DIED. OCTAVIO PAZ, 84, Mexico's prolific man of letters who plumbed the mythic depths of his country's psyche in more than 40 volumes of poems and essays; of undisclosed causes; in Mexico City. Using his hybrid heritage (part Spanish, part Indian) as his starting point, Paz wrote The Labyrinth of Solitude, considered the seminal book on the Mexican mind-set. His starkly haunting metaphors of apathy and isolation made enemies among his countrymen but moved readers and, eventually, won him the Nobel Prize.
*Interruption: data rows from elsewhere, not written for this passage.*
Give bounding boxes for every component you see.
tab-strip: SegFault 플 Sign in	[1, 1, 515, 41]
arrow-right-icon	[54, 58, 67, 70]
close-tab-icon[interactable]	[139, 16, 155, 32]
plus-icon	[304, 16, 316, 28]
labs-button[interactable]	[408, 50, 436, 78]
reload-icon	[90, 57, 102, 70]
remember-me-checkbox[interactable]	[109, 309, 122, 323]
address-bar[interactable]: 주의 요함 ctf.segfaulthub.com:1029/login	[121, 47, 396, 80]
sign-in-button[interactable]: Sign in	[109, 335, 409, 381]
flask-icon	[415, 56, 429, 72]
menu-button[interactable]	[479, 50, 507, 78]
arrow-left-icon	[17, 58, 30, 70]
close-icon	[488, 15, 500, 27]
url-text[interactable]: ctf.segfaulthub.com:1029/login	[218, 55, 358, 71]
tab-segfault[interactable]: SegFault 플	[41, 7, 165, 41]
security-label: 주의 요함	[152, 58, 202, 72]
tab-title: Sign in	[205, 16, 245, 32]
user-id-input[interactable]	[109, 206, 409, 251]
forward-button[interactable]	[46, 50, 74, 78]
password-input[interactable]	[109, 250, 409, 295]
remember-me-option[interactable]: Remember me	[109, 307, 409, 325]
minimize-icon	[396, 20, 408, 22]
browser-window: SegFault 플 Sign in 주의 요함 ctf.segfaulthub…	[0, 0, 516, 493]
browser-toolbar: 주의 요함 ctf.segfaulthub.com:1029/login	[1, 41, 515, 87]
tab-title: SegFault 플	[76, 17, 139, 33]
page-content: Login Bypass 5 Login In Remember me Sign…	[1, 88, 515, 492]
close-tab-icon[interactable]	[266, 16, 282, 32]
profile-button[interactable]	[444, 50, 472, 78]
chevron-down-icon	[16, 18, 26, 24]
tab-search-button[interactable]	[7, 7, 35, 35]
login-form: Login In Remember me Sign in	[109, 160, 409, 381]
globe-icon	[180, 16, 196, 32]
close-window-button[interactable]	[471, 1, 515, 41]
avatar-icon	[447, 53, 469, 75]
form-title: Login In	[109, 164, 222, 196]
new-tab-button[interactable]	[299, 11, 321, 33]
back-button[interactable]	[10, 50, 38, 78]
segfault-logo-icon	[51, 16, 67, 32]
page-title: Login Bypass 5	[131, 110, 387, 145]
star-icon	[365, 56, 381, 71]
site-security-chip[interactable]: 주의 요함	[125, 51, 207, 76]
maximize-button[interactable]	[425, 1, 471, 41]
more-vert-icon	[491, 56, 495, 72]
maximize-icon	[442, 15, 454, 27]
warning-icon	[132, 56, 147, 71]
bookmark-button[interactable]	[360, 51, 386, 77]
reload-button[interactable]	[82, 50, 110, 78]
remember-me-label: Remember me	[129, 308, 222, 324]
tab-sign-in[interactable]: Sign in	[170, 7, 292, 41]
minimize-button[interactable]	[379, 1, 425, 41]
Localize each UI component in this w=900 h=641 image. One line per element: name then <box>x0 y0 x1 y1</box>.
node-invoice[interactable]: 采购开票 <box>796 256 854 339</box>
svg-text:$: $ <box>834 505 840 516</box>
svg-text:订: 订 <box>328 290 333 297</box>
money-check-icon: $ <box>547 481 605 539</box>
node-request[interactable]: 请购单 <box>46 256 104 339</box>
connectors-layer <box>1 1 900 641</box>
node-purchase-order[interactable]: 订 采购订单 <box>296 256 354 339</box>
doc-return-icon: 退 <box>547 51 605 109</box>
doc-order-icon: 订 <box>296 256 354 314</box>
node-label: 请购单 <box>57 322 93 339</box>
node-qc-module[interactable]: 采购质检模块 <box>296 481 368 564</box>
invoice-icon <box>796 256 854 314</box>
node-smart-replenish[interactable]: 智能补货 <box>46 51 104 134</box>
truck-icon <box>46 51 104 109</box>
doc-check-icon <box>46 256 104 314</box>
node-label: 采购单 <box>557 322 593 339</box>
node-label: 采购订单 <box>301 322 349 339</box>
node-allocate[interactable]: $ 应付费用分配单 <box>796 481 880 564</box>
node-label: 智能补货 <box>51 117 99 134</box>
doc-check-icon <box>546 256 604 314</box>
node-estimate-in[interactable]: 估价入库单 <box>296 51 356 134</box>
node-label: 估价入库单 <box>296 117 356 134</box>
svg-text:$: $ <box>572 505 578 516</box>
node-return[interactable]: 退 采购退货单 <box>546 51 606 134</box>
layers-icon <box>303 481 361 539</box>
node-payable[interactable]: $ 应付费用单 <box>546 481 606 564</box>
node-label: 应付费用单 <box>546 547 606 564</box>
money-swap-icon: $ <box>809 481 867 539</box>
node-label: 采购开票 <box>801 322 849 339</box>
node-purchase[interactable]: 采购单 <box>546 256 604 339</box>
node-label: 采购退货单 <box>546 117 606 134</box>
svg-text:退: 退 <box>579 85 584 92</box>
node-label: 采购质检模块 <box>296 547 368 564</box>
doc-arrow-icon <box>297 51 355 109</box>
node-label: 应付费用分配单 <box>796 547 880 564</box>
DIED. CONSTANTINE KARAMANLIS, 91, patriarchal former President and Prime Minister of Greece, nicknamed "God" by his countrymen and credited with restoring the country's democracy in 1974 after seven years of military rule and his own 11-year self-imposed exile; in Athens. A pragmatic autocrat, Karamanlis inspired impassioned devotion; his 60 years in public office were marked by his efforts to align Greece with Europe, resulting in the country's acceptance into the European Union in 1981.